The Troy Trojans were admitted to the National League in January of 1879. They played 4 seasons with the best record being 41-42 in 1880 and had an overall record of 139-191. While they started out with strong attendance, interest in quickly waned for the Trojans and by 1881 they had a game against Chicago which drew a paltry 12 people, a woeful record that still stands.  What was even more surprising about the Trojans record and attendance during this time was that they had 5 future hall of fame inductees on those teams - first basemen Dan Brouthers and Roger Connor, pitchers Tim Keefe and Mickey Welch and catcher Buck Ewing.

 The Worcestor Worcestors (or sometime referred to as the Ruby Legs) entered the National League in 1880 and after going 40 - 43 in their opening season, good enough for 5th place in the 8 team league, finished in last the next 2 seasons. Their most notable accomplishments came when in December of 1879 they became the first American baseball team to play in Cuba. The trip was a failure and only 2 games were able to be played and left the team in a financial jam before they even began their inaugural season. The team's highlight was when on July 12, 1880 pitcher Lee Richmond threw the first perfect game in baseball history. 

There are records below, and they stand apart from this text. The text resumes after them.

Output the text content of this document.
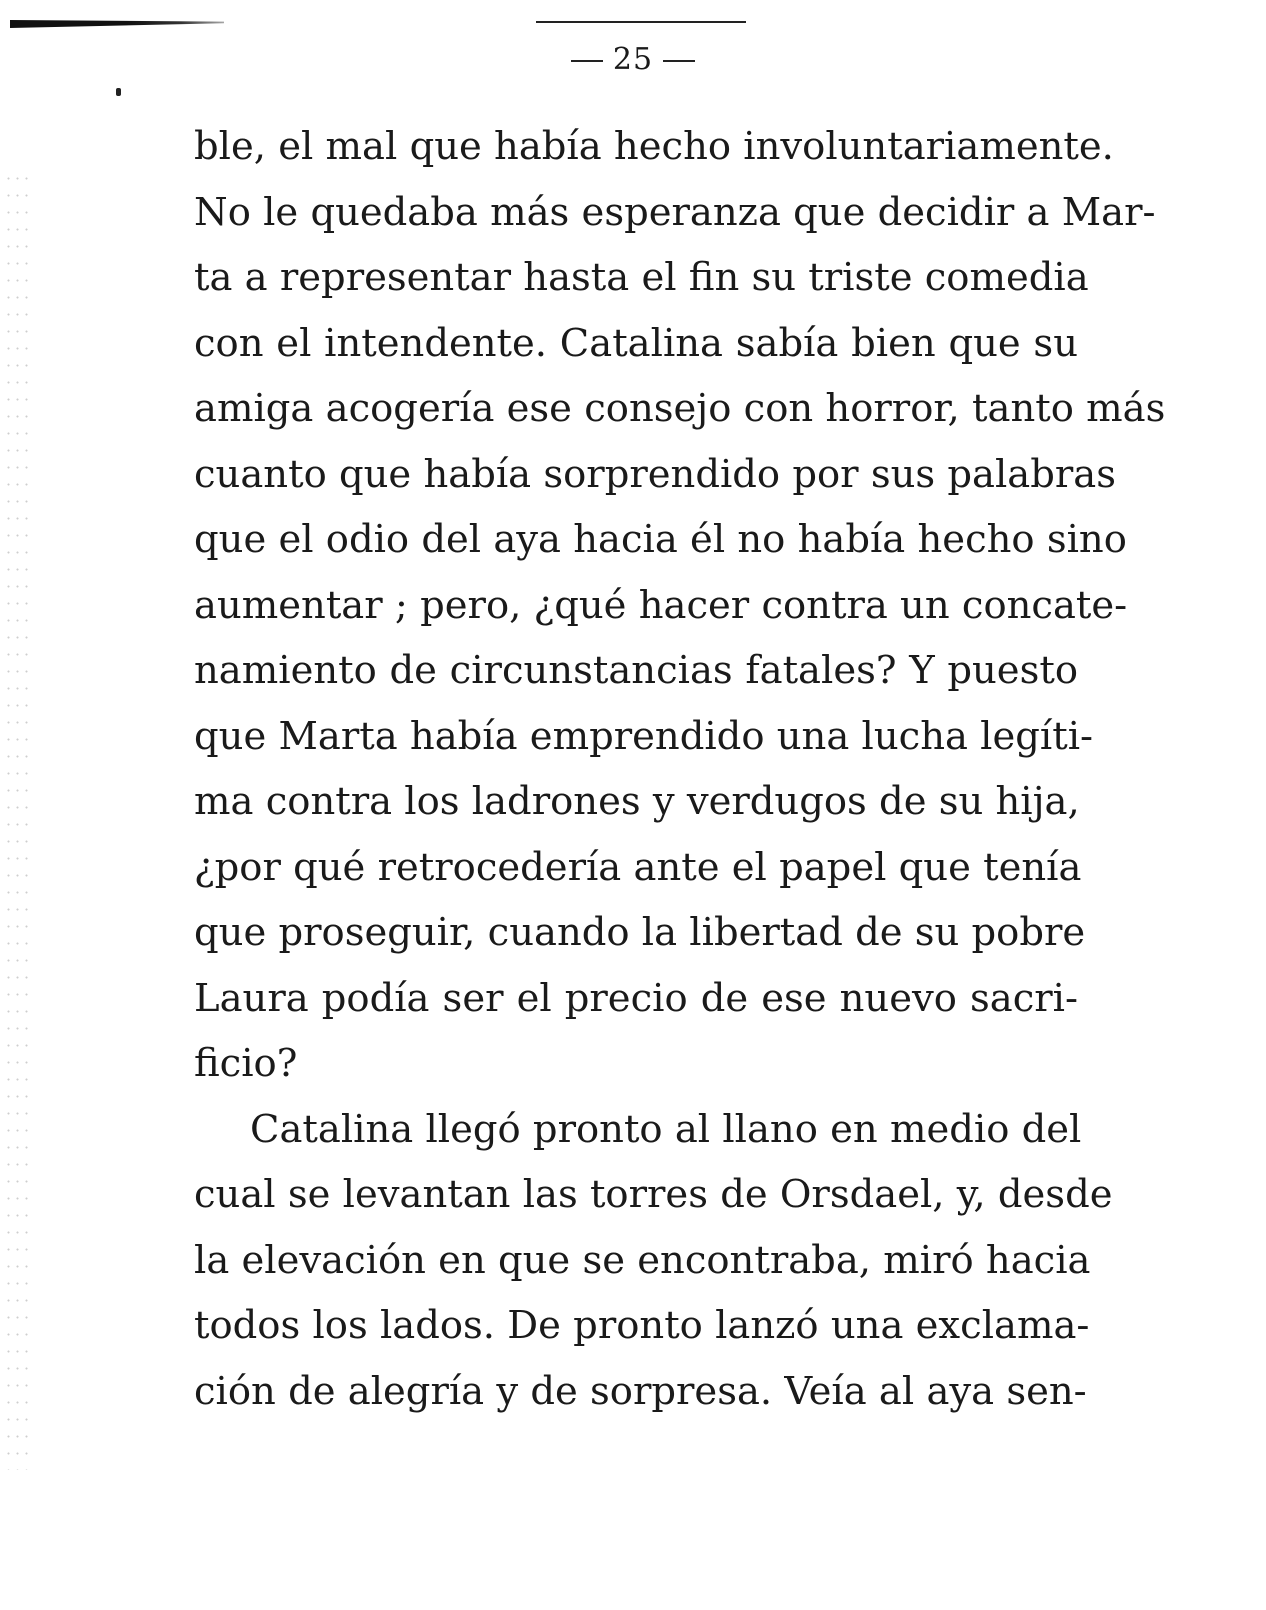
25
ble, el mal que había hecho involuntariamente.
No le quedaba más esperanza que decidir a Mar-
ta a representar hasta el fin su triste comedia
con el intendente. Catalina sabía bien que su
amiga acogería ese consejo con horror, tanto más
cuanto que había sorprendido por sus palabras
que el odio del aya hacia él no había hecho sino
aumentar ; pero, ¿qué hacer contra un concate-
namiento de circunstancias fatales? Y puesto
que Marta había emprendido una lucha legíti-
ma contra los ladrones y verdugos de su hija,
¿por qué retrocedería ante el papel que tenía
que proseguir, cuando la libertad de su pobre
Laura podía ser el precio de ese nuevo sacri-
ficio?
Catalina llegó pronto al llano en medio del
cual se levantan las torres de Orsdael, y, desde
la elevación en que se encontraba, miró hacia
todos los lados. De pronto lanzó una exclama-
ción de alegría y de sorpresa. Veía al aya sen-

Tired of the lack of attendance and in the case of the Trojans, even having to pay for a decent-sized portion of the teams payroll, rumors circulated during much of the 1882 season that both teams would be removed from the National League. At the owner's meeting that December in Providence, RI, a vote was had on whether the 2 teams should return for 1883. The final tally was 6-2 with Chicago, Providence, Boston, Buffalo, Cleveland and Detroit voting to cast out the Trojans and Worcestors with, well, I will let you guess which 2 teams voted to return for the following year. However, an interesting caveat was added to the vote that is till binding. Both Troy, New York and Worcestor, Massachusetts are both still honorary members of the National League and as such if they ether field a team and stadium of major league caliber then each current National League team would be required to schedule between 2 and 4 games each year in those locations.